Brian Jenkins is a freelance writer who writes about economic issues and financial products pertaining to the mortgage industry such an adjustable rate mortgage or the lowest mortgage rate.
As everyone knows, your credit rating is one of the most important numbers that you have - it affects your ability not only to get a mortgage, but a car loan, credit card, or store credit, as well the interest rate you are given. A good credit rating is so important that some financial experts even advise you to make sure you have a good credit rating before even thinking of applying for a mortgage.
When you apply for a mortgage, the lender can access your credit report - a report that is compiled by information supplied by the three main credit-reporting agencies, Equifax, Experian and TransUnion. Your credit score is going to be somewhere between 300 and 850, based on your record of paying back loans in the past. This is known as your FICO score, after the company who analyzes the information from the three agencies, the Fair Isaac Corporation.
Your all-important credit score is based on several factors, including the length of your credit history as well as the credit you have available and the amount of credit you have used. Whereas everybody is late with a bill occasionally, a lender is also looking for a stable record of paying bills on time - too many late or missed payments can have an adverse effect. Your employment history and the number of credit cards issued to you are also important factors.
It is basically all about the risk factor - home buyers who have a history of paying back loans and paying bills on time have much less of a chance of defaulting on their mortgage loan and are therefore less of a risk. The mortgage industry has calculated that if a person has a high credit score - for example 780 - the chances of them becoming three months behind in their payments are almost 1 in 600 and statistically, a person with a low credit score of 600 has a 1 in 4 chance of becoming three months behind on payments.
Borrowers who have high credit scores - defined as being 760 or over - will generally have more choices available when it comes to qualifying for a mortgage, as well as being able to benefit from lower interest rates. If you have a score in the 600 to 700 range, you will not have any trouble getting a loan for your new home - but you may be paying back the loan at a higher interest rate.
Generally speaking, a score of around 500 is about the lowest that will qualify for a mortgage.

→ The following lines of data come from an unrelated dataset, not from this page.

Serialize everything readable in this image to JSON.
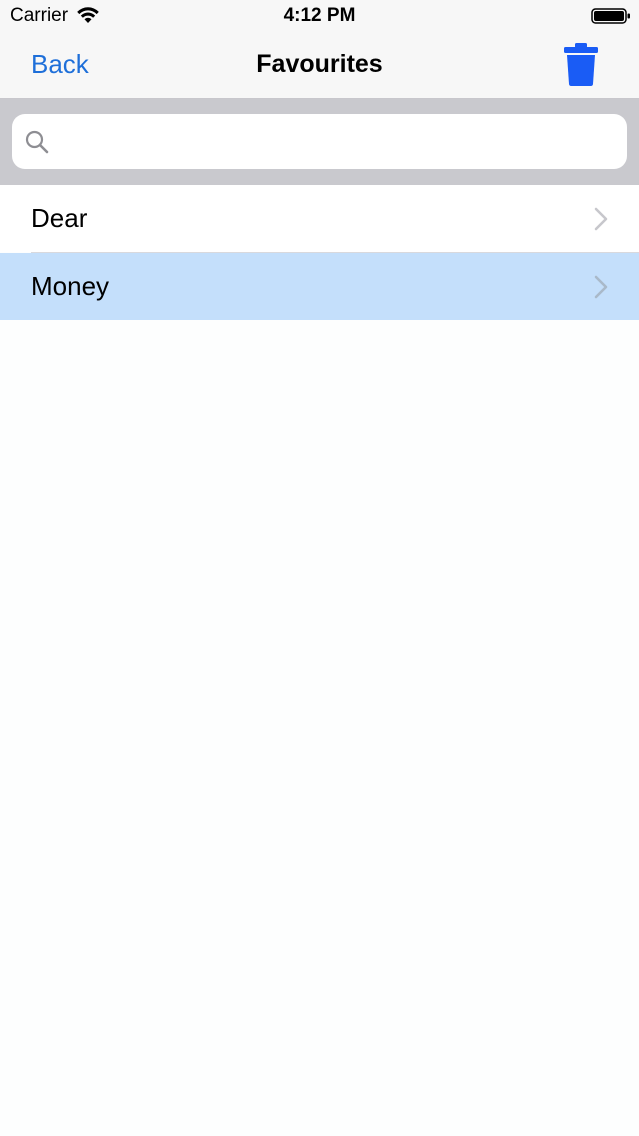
{
  "status_bar": {
    "carrier": "Carrier",
    "time": "4:12 PM"
  },
  "nav_bar": {
    "back_label": "Back",
    "title": "Favourites",
    "delete_icon": "trash-icon"
  },
  "search": {
    "placeholder": "",
    "value": ""
  },
  "list": {
    "items": [
      {
        "label": "Dear",
        "selected": false
      },
      {
        "label": "Money",
        "selected": true
      }
    ]
  },
  "colors": {
    "accent": "#1e6fd9",
    "trash": "#1a5cf5",
    "selected_row": "#c4dffb"
  }
}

If you fall into this category, you may have to shop around to find a lender that is willing to work with you; and your interest rate will probably be higher. Some lenders specialize in providing loans to borrowers who have poor credit - these lenders are often referred to as sub-prime lenders. One possible solution for those with a very low credit score is to consider applying for an FHA loan, which tends to use different criteria to qualify people.
A low credit score can make a big difference in the amount for which you will qualify, as well as the amount of your monthly mortgage payment. An interest rate of just one point less will mean a savings of around $5,000 on the average 15-year mortgage and even more on a typical thirty-year mortgage - around $50,000. In addition, a credit score below 630 can mean monthly payments that are between $50 and $250 higher.
There are some things you can do if you need to raise your credit score. Firstly, check your credit score and make sure it is accurate - an estimated 25% of credit reports have what might be described as serious errors on them. These mistakes can be corrected, but this can often take up to several months - not an ideal situation if you are just about to apply for a mortgage. Even a small error on your report can affect your score and the mortgage interest rate, which you are offered.
If at all possible, try not to make a major purchase such as a new car just before applying for a mortgage, as it will lower your credit score. And pay off as much debt as you possibly can - this will help to lower your debt to income ratio and raise your score. If there are some small outstanding debts on your credit report, consider taking care of them before applying. Do not let bad credit stop you from applying for a mortgage - even with a low score; it is still possible to be a homeowner. Your credit rating is very important when it comes to obtaining a mortgage and it can affect your chances of purchasing that new house. If your score is low, consider looking into ways to improve it, and you should be able to get a mortgage at a great rate.